The content of the book is gathering of facts and putting them together as a new idea or examining them in a different way. That is where the talent in this book shows. The fact that he did not credit wikipedia (who after all is "wickipedia" anyway....?)is slightly noteworthy but hardly worth the fuss.

It is not like he is a great entertainer who in his private life slept in the same bed with 12 year old boys...

Kudos Waldo. One of the problems with so much of the writing on the internet and in blogs is it's repetitive and devoid of thought on the writer's part. Just too easy to cut and paste and repeat what someone else has written rather than have an original thought of one's own.

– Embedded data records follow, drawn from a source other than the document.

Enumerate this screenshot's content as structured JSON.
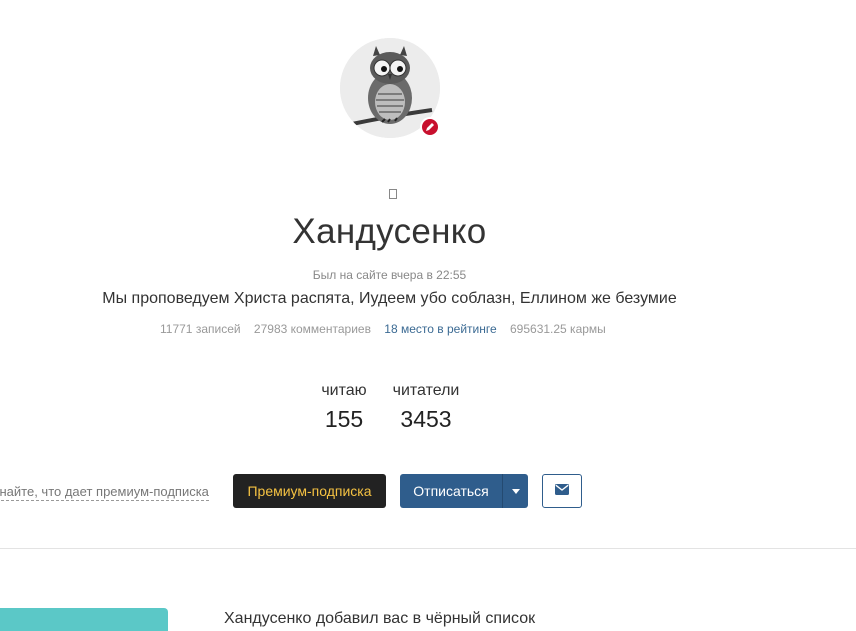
{
  "profile": {
    "name": "Хандусенко",
    "last_seen": "Был на сайте вчера в 22:55",
    "tagline": "Мы проповедуем Христа распята, Иудеем убо соблазн, Еллином же безумие",
    "avatar_icon": "owl-avatar-icon",
    "edit_icon": "pencil-icon"
  },
  "stats": {
    "posts": "11771 записей",
    "comments": "27983 комментариев",
    "rating": "18 место в рейтинге",
    "karma": "695631.25 кармы"
  },
  "follow": {
    "reading_label": "читаю",
    "reading_count": "155",
    "readers_label": "читатели",
    "readers_count": "3453"
  },
  "actions": {
    "premium_hint": "Узнайте, что дает премиум-подписка",
    "premium_button": "Премиум-подписка",
    "unsubscribe_button": "Отписаться",
    "message_icon": "envelope-icon"
  },
  "notice": {
    "blacklist": "Хандусенко добавил вас в чёрный список"
  },
  "colors": {
    "accent": "#2f5d8c",
    "premium_bg": "#222222",
    "premium_text": "#f5c242",
    "badge": "#c8102e",
    "teal": "#5bc8c7"
  }
}
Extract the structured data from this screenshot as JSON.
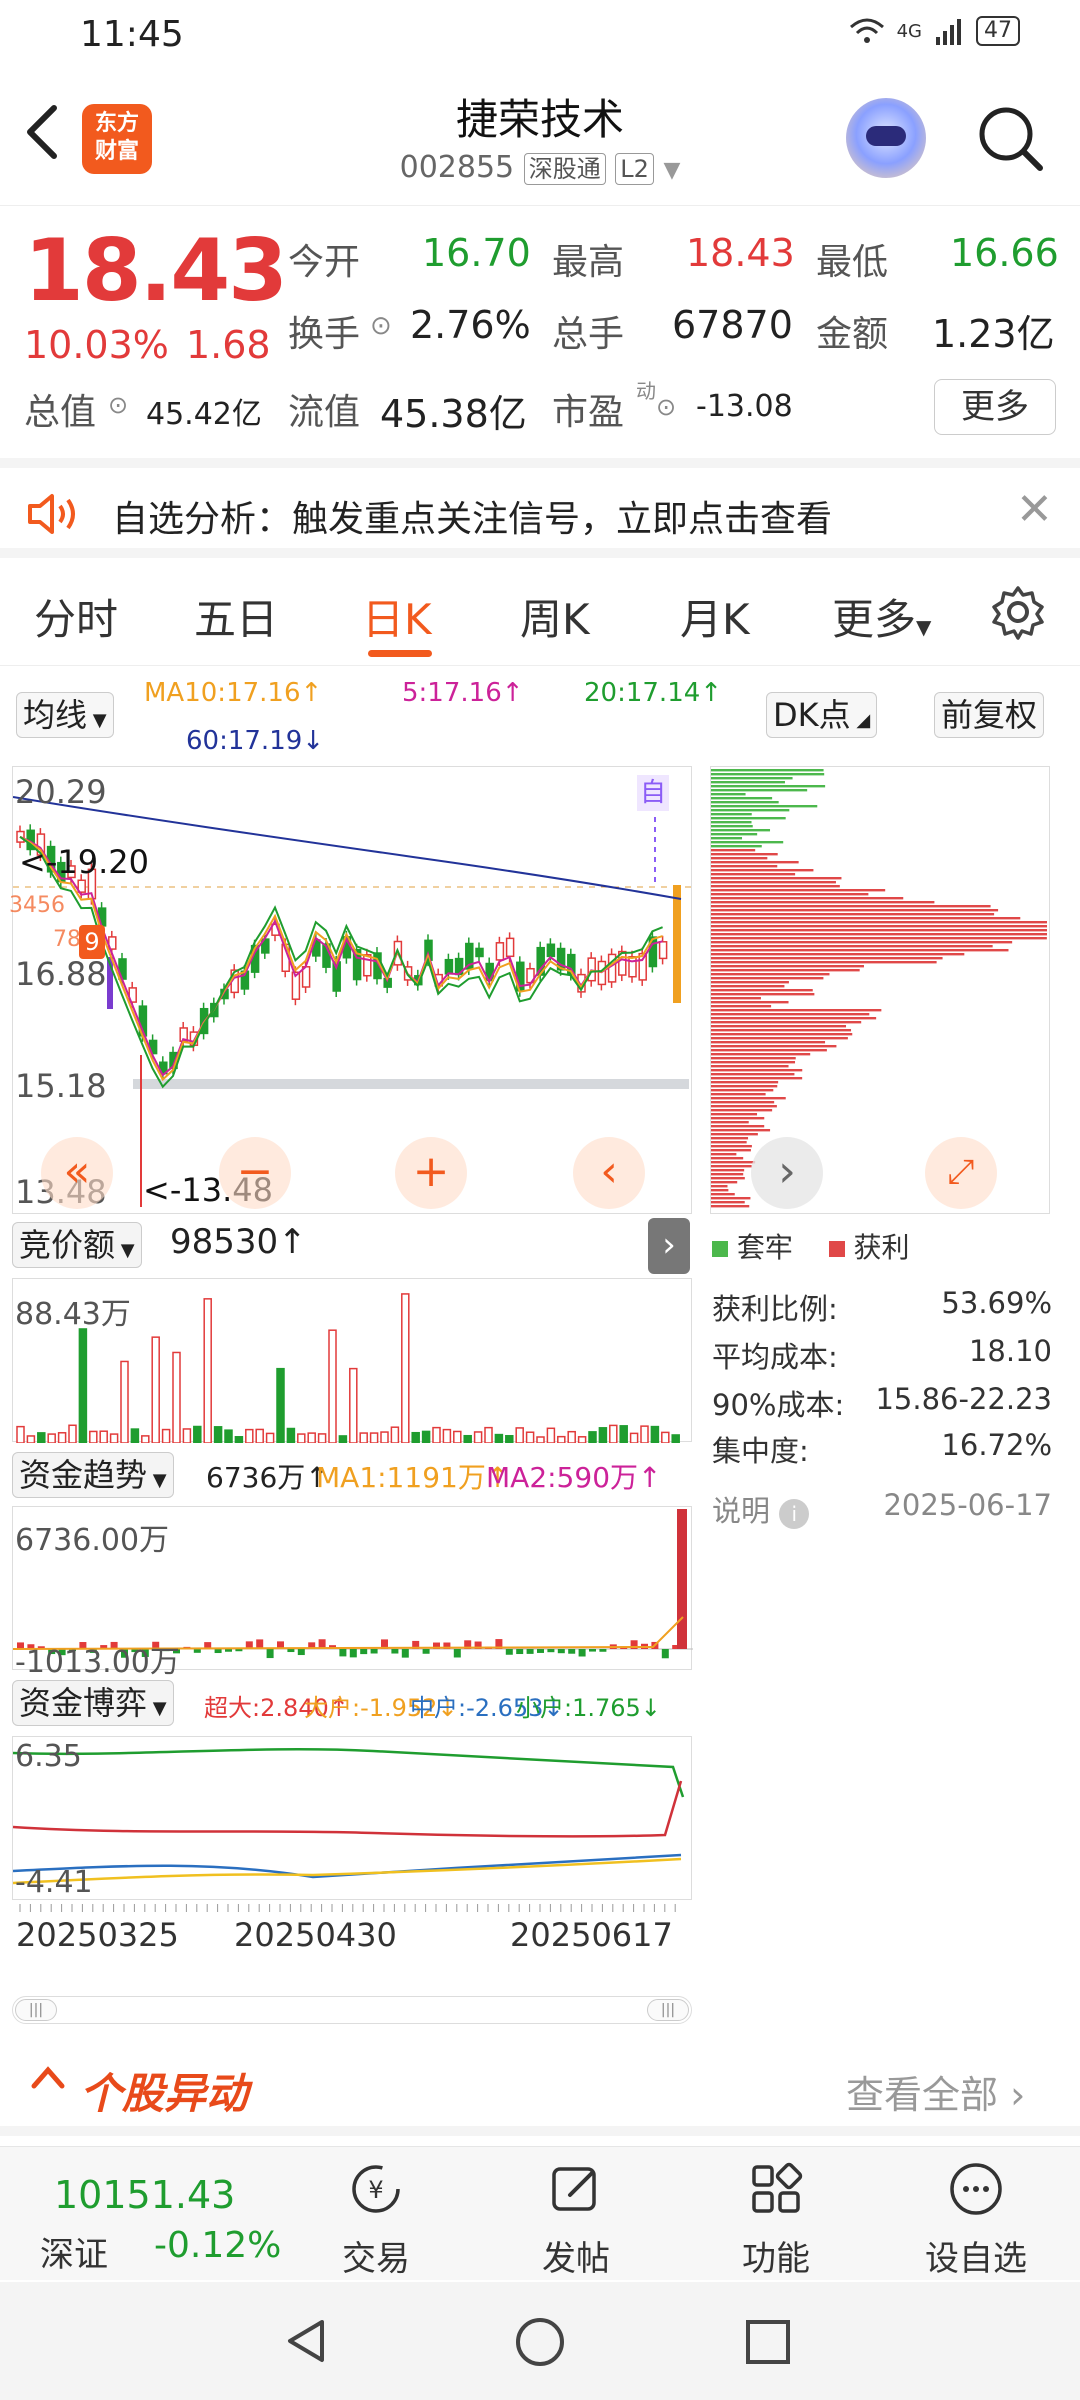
{
  "status": {
    "time": "11:45",
    "network": "4G",
    "battery": "47"
  },
  "header": {
    "logo_line1": "东方",
    "logo_line2": "财富",
    "title": "捷荣技术",
    "code": "002855",
    "tag_connect": "深股通",
    "tag_level": "L2"
  },
  "quote": {
    "price": "18.43",
    "change_pct": "10.03%",
    "change": "1.68",
    "open_label": "今开",
    "open": "16.70",
    "high_label": "最高",
    "high": "18.43",
    "low_label": "最低",
    "low": "16.66",
    "turnover_label": "换手",
    "turnover": "2.76%",
    "volume_label": "总手",
    "volume": "67870",
    "amount_label": "金额",
    "amount": "1.23亿",
    "mktcap_label": "总值",
    "mktcap": "45.42亿",
    "float_label": "流值",
    "float_cap": "45.38亿",
    "pe_label": "市盈",
    "pe_sup": "动",
    "pe": "-13.08",
    "more_label": "更多"
  },
  "notice": {
    "text": "自选分析：触发重点关注信号，立即点击查看"
  },
  "tabs": [
    "分时",
    "五日",
    "日K",
    "周K",
    "月K",
    "更多"
  ],
  "chart_controls": {
    "ma_select": "均线",
    "ma10": "MA10:17.16↑",
    "ma5": "5:17.16↑",
    "ma20": "20:17.14↑",
    "ma60": "60:17.19↓",
    "dk_select": "DK点",
    "adjust": "前复权"
  },
  "main_chart": {
    "y_top": "20.29",
    "y_mid": "16.88",
    "y_low": "15.18",
    "y_bottom": "13.48",
    "max_marker": "<-19.20",
    "min_marker": "<-13.48",
    "self_tag": "自",
    "left_tags": [
      "3456",
      "78",
      "9"
    ]
  },
  "auction": {
    "select": "竞价额",
    "value": "98530↑",
    "y_top": "88.43万"
  },
  "capital_trend": {
    "select": "资金趋势",
    "value": "6736万↑",
    "ma1": "MA1:1191万↑",
    "ma2": "MA2:590万↑",
    "y_top": "6736.00万",
    "y_bottom": "-1013.00万"
  },
  "capital_game": {
    "select": "资金博弈",
    "large": "超大:2.840↑",
    "big": "大户:-1.952↓",
    "mid": "中户:-2.653↓",
    "small": "小户:1.765↓",
    "y_top": "6.35",
    "y_bottom": "-4.41"
  },
  "dates": [
    "20250325",
    "20250430",
    "20250617"
  ],
  "distribution": {
    "legend_trapped": "套牢",
    "legend_profit": "获利",
    "stats": [
      {
        "label": "获利比例:",
        "value": "53.69%"
      },
      {
        "label": "平均成本:",
        "value": "18.10"
      },
      {
        "label": "90%成本:",
        "value": "15.86-22.23"
      },
      {
        "label": "集中度:",
        "value": "16.72%"
      }
    ],
    "note_label": "说明",
    "date": "2025-06-17"
  },
  "anomaly": {
    "title": "个股异动",
    "view_all": "查看全部"
  },
  "bottom_bar": {
    "index_value": "10151.43",
    "index_name": "深证",
    "index_change": "-0.12%",
    "items": [
      "交易",
      "发帖",
      "功能",
      "设自选"
    ]
  },
  "colors": {
    "accent": "#f25a1e",
    "up": "#e23a3a",
    "down": "#1f9d2f"
  }
}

Is that the Waldo that couldn't get in to UVA and had to go to that other school somewhere in the (un)CommonWealth? I think he is still pissed about that. Speaking of mentally ill...would TJ approve of one person saying another is possibly mentally ill? Guess it all depends on what your definition of is is.(*)

(*) This sentence is plagiarized from Clinton.


Kidding of course. But I must caution against the seductive pleasure of kudos. A spur to achievement, sure. But also a vulnerabililty. Might there be injured vanity in response to one posting here?

Honor pricks you on? Consider Falstaff on the subject.

Honor is fragile: "detraction will not suffer it." Honor is in the mouths and eyes of others--and others can take it away. Too bad that college in some places never challenges us to read Shakespeare carefully--or more importantly read Plato, seriously, carefully. One would have encountered Plato at Kenyon, wrestled with a stronger mind, and come away better exercised. In the process one might find a stronger and more reliable, more self-sufficient source of happiness than the transitory kind words and good opinion of others.